In 1955, the bestselling book Why Johnny Can not Read was written and proposed getting back to the basics. The trend of the day was reading by the “look-say” method, but when the reader discovered a word they did not know, they were stumped. Author Rudolf Flesch proclaimed a need to get back to the basics, and over 50 years later, this same message can be applied to the similarly ageless challenge of sales.
Hundreds of books, seminars, and specialty training sessions later, the results are still not stellar. However, an endless array of professional services firms and software providers continue to claim to have solved the problem of why Johnny can’t sell and the key to many of these solutions is the adoption of a Customer Relationship Management (CRM) system to support the sales process. As Flesch promoted phonics as a method to enhance reading, it is the lack of methods and measure that have not served our sales people well.
All too often we deploy a solution and “let it ride,” but the real value of a CRM system is the continuous improvement you can gain from the analysis of the results of the sales process. Getting back to the basics of test and measure is what has been missing for years, so sales people do not adopt the solution because they still see no value in it, causing their sales to fall as a result of it.
So how do you test and measure to continuously build best practices into the system.

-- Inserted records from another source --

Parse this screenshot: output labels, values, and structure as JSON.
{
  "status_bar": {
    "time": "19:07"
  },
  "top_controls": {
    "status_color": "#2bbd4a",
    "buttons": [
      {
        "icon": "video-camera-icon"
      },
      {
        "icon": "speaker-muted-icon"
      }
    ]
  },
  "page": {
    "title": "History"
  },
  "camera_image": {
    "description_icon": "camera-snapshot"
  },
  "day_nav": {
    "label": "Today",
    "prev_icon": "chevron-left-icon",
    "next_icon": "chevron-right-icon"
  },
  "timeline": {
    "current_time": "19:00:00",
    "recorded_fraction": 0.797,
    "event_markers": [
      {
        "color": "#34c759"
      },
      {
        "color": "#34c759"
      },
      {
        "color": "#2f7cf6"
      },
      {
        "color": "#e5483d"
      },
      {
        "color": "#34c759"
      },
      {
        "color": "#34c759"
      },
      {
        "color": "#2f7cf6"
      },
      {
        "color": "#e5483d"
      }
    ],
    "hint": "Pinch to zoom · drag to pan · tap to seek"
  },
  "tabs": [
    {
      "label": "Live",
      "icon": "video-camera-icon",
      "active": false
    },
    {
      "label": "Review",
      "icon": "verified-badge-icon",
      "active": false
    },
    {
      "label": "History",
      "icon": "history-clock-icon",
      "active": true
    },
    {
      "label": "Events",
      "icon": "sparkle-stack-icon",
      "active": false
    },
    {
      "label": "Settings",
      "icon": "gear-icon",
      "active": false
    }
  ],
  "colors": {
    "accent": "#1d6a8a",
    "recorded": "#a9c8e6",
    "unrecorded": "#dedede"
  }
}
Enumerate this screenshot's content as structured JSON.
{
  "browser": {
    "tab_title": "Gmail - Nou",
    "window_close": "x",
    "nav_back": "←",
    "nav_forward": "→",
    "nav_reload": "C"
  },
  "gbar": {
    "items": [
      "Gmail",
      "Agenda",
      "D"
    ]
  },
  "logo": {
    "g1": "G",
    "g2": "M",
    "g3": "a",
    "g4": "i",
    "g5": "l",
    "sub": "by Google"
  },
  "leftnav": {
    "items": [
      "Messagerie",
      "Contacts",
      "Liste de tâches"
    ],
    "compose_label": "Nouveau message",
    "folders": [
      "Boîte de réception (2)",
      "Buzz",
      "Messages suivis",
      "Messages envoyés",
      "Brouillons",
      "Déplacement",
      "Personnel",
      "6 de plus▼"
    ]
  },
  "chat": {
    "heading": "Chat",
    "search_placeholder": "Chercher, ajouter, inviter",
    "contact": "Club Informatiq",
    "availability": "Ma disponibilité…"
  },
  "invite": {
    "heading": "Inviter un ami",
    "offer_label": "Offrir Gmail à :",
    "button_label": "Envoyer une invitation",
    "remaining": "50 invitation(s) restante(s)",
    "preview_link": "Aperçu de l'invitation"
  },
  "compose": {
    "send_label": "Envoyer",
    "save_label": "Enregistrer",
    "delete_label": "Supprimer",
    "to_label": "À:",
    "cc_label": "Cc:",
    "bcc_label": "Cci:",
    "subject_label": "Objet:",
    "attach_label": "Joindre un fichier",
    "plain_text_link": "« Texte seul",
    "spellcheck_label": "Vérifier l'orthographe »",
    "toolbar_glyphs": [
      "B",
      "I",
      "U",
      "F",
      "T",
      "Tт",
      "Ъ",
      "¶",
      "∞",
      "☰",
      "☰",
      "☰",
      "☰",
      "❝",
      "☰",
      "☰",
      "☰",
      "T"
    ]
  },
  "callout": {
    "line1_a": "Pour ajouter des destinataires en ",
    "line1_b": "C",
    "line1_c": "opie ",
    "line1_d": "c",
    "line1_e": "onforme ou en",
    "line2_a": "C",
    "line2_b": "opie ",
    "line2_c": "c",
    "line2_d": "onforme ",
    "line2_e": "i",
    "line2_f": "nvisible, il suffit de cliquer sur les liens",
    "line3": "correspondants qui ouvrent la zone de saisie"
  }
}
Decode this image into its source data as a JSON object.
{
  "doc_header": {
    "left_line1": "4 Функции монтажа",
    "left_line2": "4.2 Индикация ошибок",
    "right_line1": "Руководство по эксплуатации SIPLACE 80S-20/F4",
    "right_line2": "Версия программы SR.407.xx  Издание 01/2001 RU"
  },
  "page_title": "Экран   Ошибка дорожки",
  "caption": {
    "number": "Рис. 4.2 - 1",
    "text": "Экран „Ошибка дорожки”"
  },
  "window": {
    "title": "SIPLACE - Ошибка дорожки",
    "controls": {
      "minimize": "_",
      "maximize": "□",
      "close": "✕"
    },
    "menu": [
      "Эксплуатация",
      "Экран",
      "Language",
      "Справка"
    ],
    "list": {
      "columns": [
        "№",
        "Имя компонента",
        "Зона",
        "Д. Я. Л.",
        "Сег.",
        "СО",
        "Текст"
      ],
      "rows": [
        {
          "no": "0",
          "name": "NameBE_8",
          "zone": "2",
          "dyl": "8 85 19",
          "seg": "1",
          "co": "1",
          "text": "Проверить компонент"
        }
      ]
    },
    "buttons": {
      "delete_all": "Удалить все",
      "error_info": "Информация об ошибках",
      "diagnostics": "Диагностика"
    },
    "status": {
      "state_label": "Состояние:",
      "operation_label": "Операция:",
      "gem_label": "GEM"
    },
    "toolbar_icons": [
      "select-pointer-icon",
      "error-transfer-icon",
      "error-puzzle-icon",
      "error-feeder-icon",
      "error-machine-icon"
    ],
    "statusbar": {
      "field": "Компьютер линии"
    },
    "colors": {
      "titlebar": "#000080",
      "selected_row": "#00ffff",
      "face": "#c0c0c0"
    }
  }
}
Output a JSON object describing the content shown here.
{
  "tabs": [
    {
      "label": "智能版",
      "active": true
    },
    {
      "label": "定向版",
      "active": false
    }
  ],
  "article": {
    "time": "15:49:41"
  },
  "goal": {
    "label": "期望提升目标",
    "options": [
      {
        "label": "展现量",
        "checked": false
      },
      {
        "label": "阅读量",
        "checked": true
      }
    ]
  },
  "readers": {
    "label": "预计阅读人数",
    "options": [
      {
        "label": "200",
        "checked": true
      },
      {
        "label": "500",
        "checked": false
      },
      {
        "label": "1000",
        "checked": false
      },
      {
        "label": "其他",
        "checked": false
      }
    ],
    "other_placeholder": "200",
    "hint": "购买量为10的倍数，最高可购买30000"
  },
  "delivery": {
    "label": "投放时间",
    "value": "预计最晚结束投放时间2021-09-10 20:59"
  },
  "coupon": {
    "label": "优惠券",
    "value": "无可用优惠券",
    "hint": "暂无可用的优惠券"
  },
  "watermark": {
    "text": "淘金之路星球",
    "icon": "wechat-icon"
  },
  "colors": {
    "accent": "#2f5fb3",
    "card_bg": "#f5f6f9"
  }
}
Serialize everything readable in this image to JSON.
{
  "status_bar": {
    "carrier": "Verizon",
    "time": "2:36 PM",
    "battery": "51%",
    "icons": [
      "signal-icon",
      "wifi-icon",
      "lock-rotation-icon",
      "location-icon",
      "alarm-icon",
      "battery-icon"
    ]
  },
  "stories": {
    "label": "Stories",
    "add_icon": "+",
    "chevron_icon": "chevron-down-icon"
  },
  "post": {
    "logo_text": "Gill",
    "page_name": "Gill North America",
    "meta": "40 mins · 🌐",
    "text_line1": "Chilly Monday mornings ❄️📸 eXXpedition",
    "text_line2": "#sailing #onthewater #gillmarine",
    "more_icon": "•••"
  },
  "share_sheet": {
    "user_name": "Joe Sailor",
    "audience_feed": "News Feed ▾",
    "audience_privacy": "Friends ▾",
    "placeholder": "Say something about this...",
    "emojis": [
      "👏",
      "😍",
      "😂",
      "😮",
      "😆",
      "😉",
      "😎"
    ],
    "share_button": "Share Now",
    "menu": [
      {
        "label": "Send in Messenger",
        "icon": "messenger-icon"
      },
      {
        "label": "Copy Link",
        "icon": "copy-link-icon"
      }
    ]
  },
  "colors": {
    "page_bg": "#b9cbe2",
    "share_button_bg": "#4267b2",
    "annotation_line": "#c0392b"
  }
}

One recent method I have deployed is to link best practices to activities in SAP. For Example, during the initial sales stage, you have an activity called "First meeting with the client".
We found the 10 best questions to quickly qualify the prospect and help advance the sales cycle or reject the lead and hunt elsewhere. By linking the 10 best questions to the activities via surveys, it allows us to test and measure if those are the right questions, and to change them quickly if we find a better question.